When a status arrives, xymond matches the old and new color against the "alert" colors (from the "ALERTCOLORS" setting) and the "OK" colors (from the "OKCOLORS" setting). The old and new color falls into one of three categories:

OK: The color is one of the "OK" colors (e.g. "green").

ALERT: The color is one of the "alert" colors (e.g. "red").

UNDECIDED: The color is neither an "alert" color nor an "OK" color (e.g. "yellow").

If the new status shows an ALERT state, then a message to the xymond_alert(8) module is triggered. This may be a repeat of a previous alert, but xymond_alert(8) will handle that internally, and only send alert messages with the interval configured in alerts.cfg(5).

If the status goes from a not-OK state (ALERT or UNDECIDED) to OK, and there is a record of having been in a ALERT state previously, then a recovery message is triggered.

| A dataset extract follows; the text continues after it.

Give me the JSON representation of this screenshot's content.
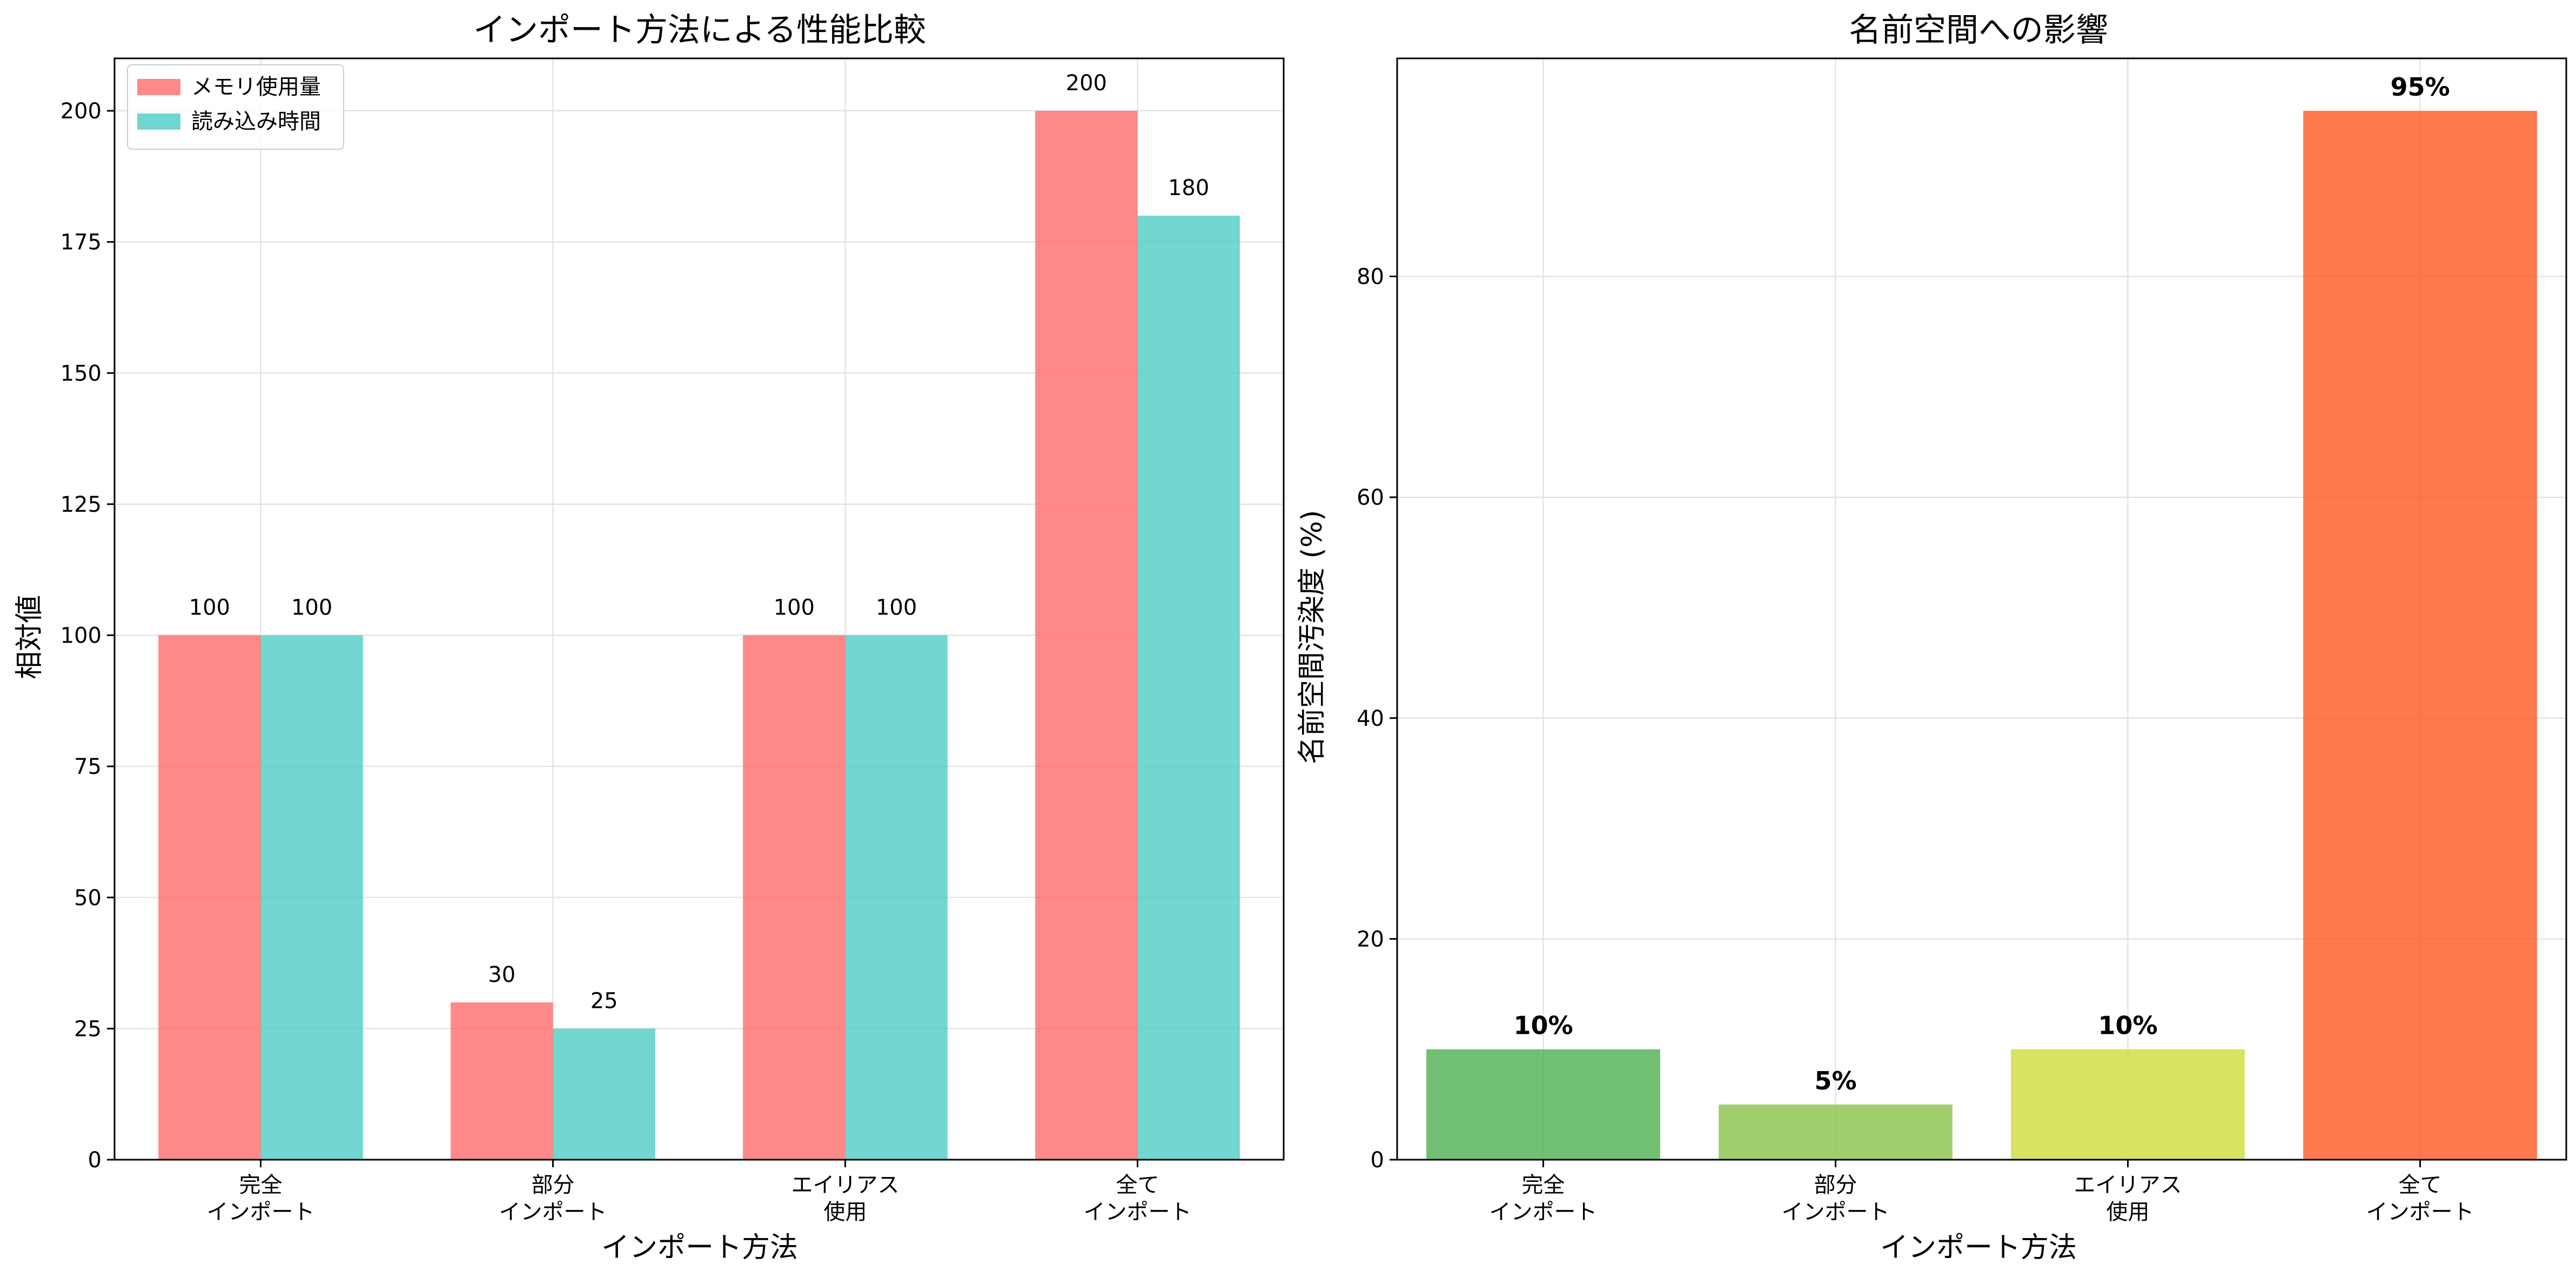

The use of the OK, ALERT and UNDECIDED states make it possible to avoid being flooded with alerts when a status flip-flops between e.g yellow and red, or green and yellow.

CHANNELS

A lot of functionality in the Xymon server is delegated to "worker modules" that are fed various events from xymond via a "channel". Programs access a channel using IPC mechanisms - specifically, shared memory and semaphores - or by using an instance of the xymond_channel(8) intermediate program. xymond_channel enables access to a channel via a simple file I/O interface.

A skeleton program for hooking into a xymond channel is provided as part of Xymon in the xymond_sample(8) program.

The following channels are provided by xymond:

status This channel is fed the contents of all incoming "status" and "summary" messages.

stachg This channel is fed information about tests that change status, i.e. the color of the status-log changes.

page This channel is fed information about tests where the color changes between an alert color and a non-alert color. It also receives information about "ack" messages.

data This channel is fed information about all "data" messages.

notes This channel is fed information about all "notes" messages.

enadis This channel is fed information about hosts or tests that are being disabled or enabled.

client This channel is fed the contents of the client messages sent by Xymon clients installed on the monitored servers.

clichg This channel is fed the contents of a host client messages, whenever a status for that host goes red, yellow or purple.

Information about the data stream passed on these channels is in the Xymon source-tree, see the "xymond/new-daemon.txt" file.

SIGNALS

SIGHUP
Re-read the hosts.cfg configuration file.

SIGUSR1
Force an immediate dump of the checkpoint file.

BUGS

Timeout of incoming connections are not strictly enforced. The check for a timeout only triggers during the normal network handling loop, so a connection that should timeout after N seconds may persist until some activity happens on another (unrelated) connection.

FILES

If ghost-handling is enabled via the "--ghosts" option, the hosts.cfg file is read to determine the names of all known hosts.